Which type of customers do you wanna attract with Gossamer?
Verena: I think we feel mostly on par at least in terms of who we wanna reach and who we are reaching with a couple of interesting exceptions. David sort of spoke to this earlier but we wanted to make sure, our audience, broadly speaking, are people who had a relationship with cannabis in some form or another but weren’t necessarily defined by it. Then the next layer beyond that is we’re thinking about what are the attributes of people who smoke weed and particularly within that, the people we wanted to reach. And we thought about an audience that was intellectually curious, very open-minded and culturally-aware. Because we’re talking about something that’s still stigmatized aggressively in the majority of the world, so [it’s also] people who sort of like understand what’s happening in the world and their place in it, what their personal decisions mean. We try to create a visual and editorial brand that played to that and again, that’s why we don’t focus so much on weed or green, but try to focus on art and travel and culture, and a visual language around that. Our audience is mostly that. It’s fairly urban, like New York, LA, San Francisco.

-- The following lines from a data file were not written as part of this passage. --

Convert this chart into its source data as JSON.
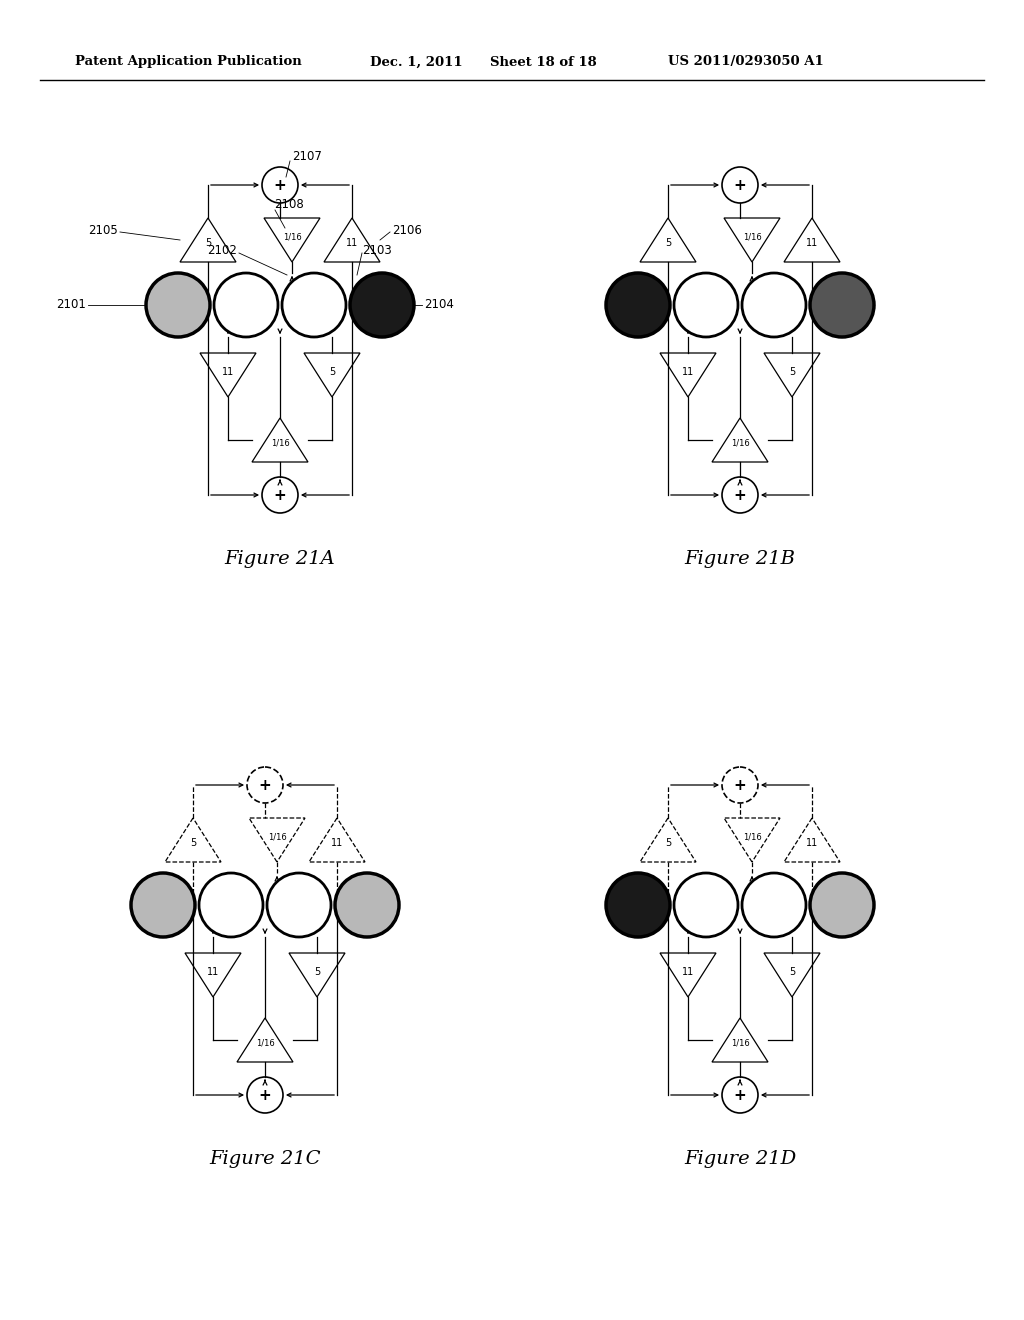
{
  "header_left": "Patent Application Publication",
  "header_mid": "Dec. 1, 2011",
  "header_mid2": "Sheet 18 of 18",
  "header_right": "US 2011/0293050 A1",
  "figures": [
    {
      "label": "Figure 21A",
      "circles": [
        "gray",
        "white",
        "white",
        "black"
      ],
      "show_labels": true,
      "dashed_top": false,
      "dashed_bot": false
    },
    {
      "label": "Figure 21B",
      "circles": [
        "black",
        "white",
        "white",
        "darkgray"
      ],
      "show_labels": false,
      "dashed_top": false,
      "dashed_bot": false
    },
    {
      "label": "Figure 21C",
      "circles": [
        "gray",
        "white",
        "white",
        "gray"
      ],
      "show_labels": false,
      "dashed_top": true,
      "dashed_bot": false
    },
    {
      "label": "Figure 21D",
      "circles": [
        "black",
        "white",
        "white",
        "gray"
      ],
      "show_labels": false,
      "dashed_top": true,
      "dashed_bot": false
    }
  ],
  "bg_color": "#ffffff",
  "fill_map": {
    "gray": "#b8b8b8",
    "white": "#ffffff",
    "black": "#1a1a1a",
    "darkgray": "#555555"
  }
}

Verena: Yeah. I was gonna say we hoped it would be, but we are pleasantly surprised by how international it is. We are based in New York. We figured we’d have the majority American audience. But 20% of our readers are international, and probably about 75% of our contributors are international. That was also most important to us. Because if you get contributors from a wide variety, that includes countries they’re from, like socio-economic backgrounds, so you’re also gonna be bringing in an audience that comes with them.
What, to you, is an outlier and his role in society?
David: When we started Gossamer, we became outliers. I don’t say that as a point of pride or anything. That’s just a fact. 3 years ago, when we started talking about doing something for people who consumed cannabis, and it was gonna be a print magazine and have these products and extensions, most people in our lives told us that we should probably do something else. Sometimes an outlier can be something that deviates from the norm. An outlier can be a negative thing obviously, and in the kind of thing where it’s like, “Oh, ignore that one. That’s not right.” But sometimes if you’re labeled an outlier or considered one, you have to just own it and kind of go deeper into it. We faced a fair amount of resistance from friends and foes as well. Years later, a lot of people are contributors or [they understand the] cannabis industry. The world’s completely changed.
Verena: I wish there was a lot less cheesy way to put this but like, I think we continued to try to do that within the cannabis space, too. I think it’s anyone who’s taking a broad view of what conventional wisdom for like a space that might be, sort of, say, “I wonder what would happen if I went over here instead of this way?” I think that can be really compelling because an outlier by definition, means you’re doing something unique. You’re doing something no one else is doing. People tend to wanna play it really safe and sometimes get scared to take those risks. I think there’s always a benefit from being different. It might not pay off right away, but I think anything that makes you stand out, there’s also probably someone else who aligns with that, and there’s probably someone who aligns with them, and it becomes a really organic way in building a community for allowing people to sort of find something that means something to them.